I understand that I don't understand LinkedIn. But there is simply no way some random person from high school I haven't spoken to in fifteen years is "endorsing" me for some arbitrary skill that I may or may not possess. This is a scam, right? I mean, five years ago, the last thing my ex-girlfriend said to me was, "I never want to see you again." And now she's endorsing me for "Content Strategy?" What the fuck is Content Strategy?! Hey, do you think this is her way of trying to get back together?
But I won't look at her LinkedIn profile. Because on LinkedIn, you can see who looked at your profile. I don't want people to know I'm looking at their profile. Heck, if I wanted people to know I was stalking them, I'd just write to the Tanning Mom directly. Oh, but I think you can hide your viewing habits if you pay the special premium fee, just like how the school bully charges you a "protection fee."

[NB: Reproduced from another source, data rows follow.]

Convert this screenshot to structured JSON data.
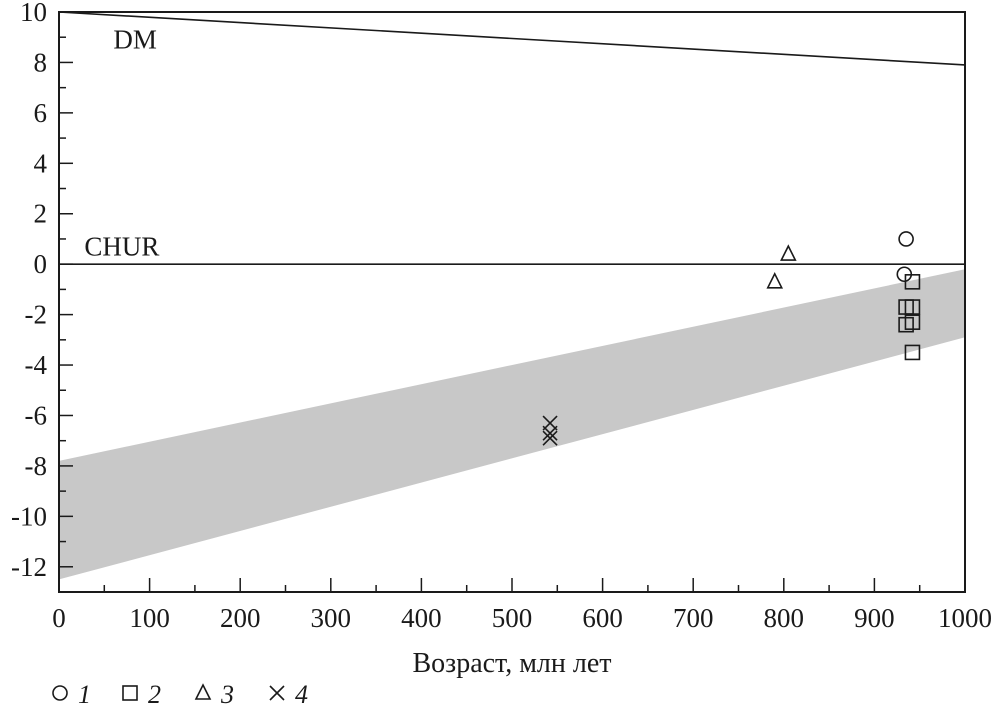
{
  "chart_data": {
    "type": "scatter",
    "title": "",
    "xlabel": "Возраст, млн лет",
    "ylabel": "",
    "xlim": [
      0,
      1000
    ],
    "ylim": [
      -13,
      10
    ],
    "x_ticks": [
      0,
      100,
      200,
      300,
      400,
      500,
      600,
      700,
      800,
      900,
      1000
    ],
    "y_ticks": [
      10,
      8,
      6,
      4,
      2,
      0,
      -2,
      -4,
      -6,
      -8,
      -10,
      -12
    ],
    "grid": false,
    "reference_lines": [
      {
        "name": "DM",
        "x": [
          0,
          1000
        ],
        "y": [
          10,
          7.9
        ]
      },
      {
        "name": "CHUR",
        "x": [
          0,
          1000
        ],
        "y": [
          0,
          0
        ]
      }
    ],
    "band": {
      "color": "#c8c8c8",
      "x": [
        0,
        1000
      ],
      "upper": [
        -7.8,
        -0.2
      ],
      "lower": [
        -12.5,
        -2.9
      ]
    },
    "series": [
      {
        "name": "1",
        "marker": "circle",
        "points": [
          [
            935,
            1.0
          ],
          [
            933,
            -0.4
          ]
        ]
      },
      {
        "name": "2",
        "marker": "square",
        "points": [
          [
            942,
            -0.7
          ],
          [
            935,
            -1.7
          ],
          [
            942,
            -1.7
          ],
          [
            935,
            -2.4
          ],
          [
            942,
            -2.3
          ],
          [
            942,
            -3.5
          ]
        ]
      },
      {
        "name": "3",
        "marker": "triangle",
        "points": [
          [
            805,
            0.4
          ],
          [
            790,
            -0.7
          ]
        ]
      },
      {
        "name": "4",
        "marker": "x",
        "points": [
          [
            542,
            -6.3
          ],
          [
            542,
            -6.7
          ],
          [
            542,
            -6.9
          ]
        ]
      }
    ],
    "legend_position": "bottom-left"
  }
}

I've written to three LinkedIn "connections." They didn't write back. Did they actually see my messages? Who the hell knows? Mostly, I get messages from people asking me to help them. I feel it's rude not to respond to someone who has taken the time to write. But I feel kind of bad about telling them I really can't help them, and then asking if they can help me. Ah, LinkedIn is like life; we're all is this crapfest together.
I tried getting in touch with a successful media personality who, days earlier, accepted my connection request. But I was unable to send this person a message. A more accurate name for LinkedIn would be ShutOut.
Let's face it. We're all on LinkedIn for the same reason. Some jerky friend encouraged us to join. "It's a great way to network. Just take a few sips. Be cool." And like the social media sheep that we are, we signed up without giving it much thought. Plus, I mean, our headshot looks great.
And now we're limped in. And we forget about it. I mean, technically, I think I still have a membership to Blockbuster Video. But then, out of the blue, we get an endorsement or a profile view or a personal message or some pseudo-important announcement. And we get excited- thinking that some total stranger is specifically targeting you for this amazing dream job. Then our excitement quickly takes a sucker punch to the jaw, as we're confronted with the obvious truth; LinkedIn doesn't care about you.
Join me in standing up to LinkedIn. Let's send a message to the giant corporate tech companies. Let them know that they can't control us any longer. Technology's pointless existence does not, by definition, make it a necessity. We don't need Google Glass. We don't need an iWatch. And nobody is advancing their career through LinkedIn.
Unfortunately, we can't cancel our membership to LinkedIn. The site is far too confusing to figure out how to do that. But we can stop using it. Stop updating and endorsing and messaging. If we pretend it doesn't exist, maybe it will just go away on its own, like how the teenagers got rid of Freddy Krueger in the first Nightmare On Elm Street movie... I mean, before he came back.
And if LinkedIn disappears, maybe it'll finally stop spamming us... in about 10 years.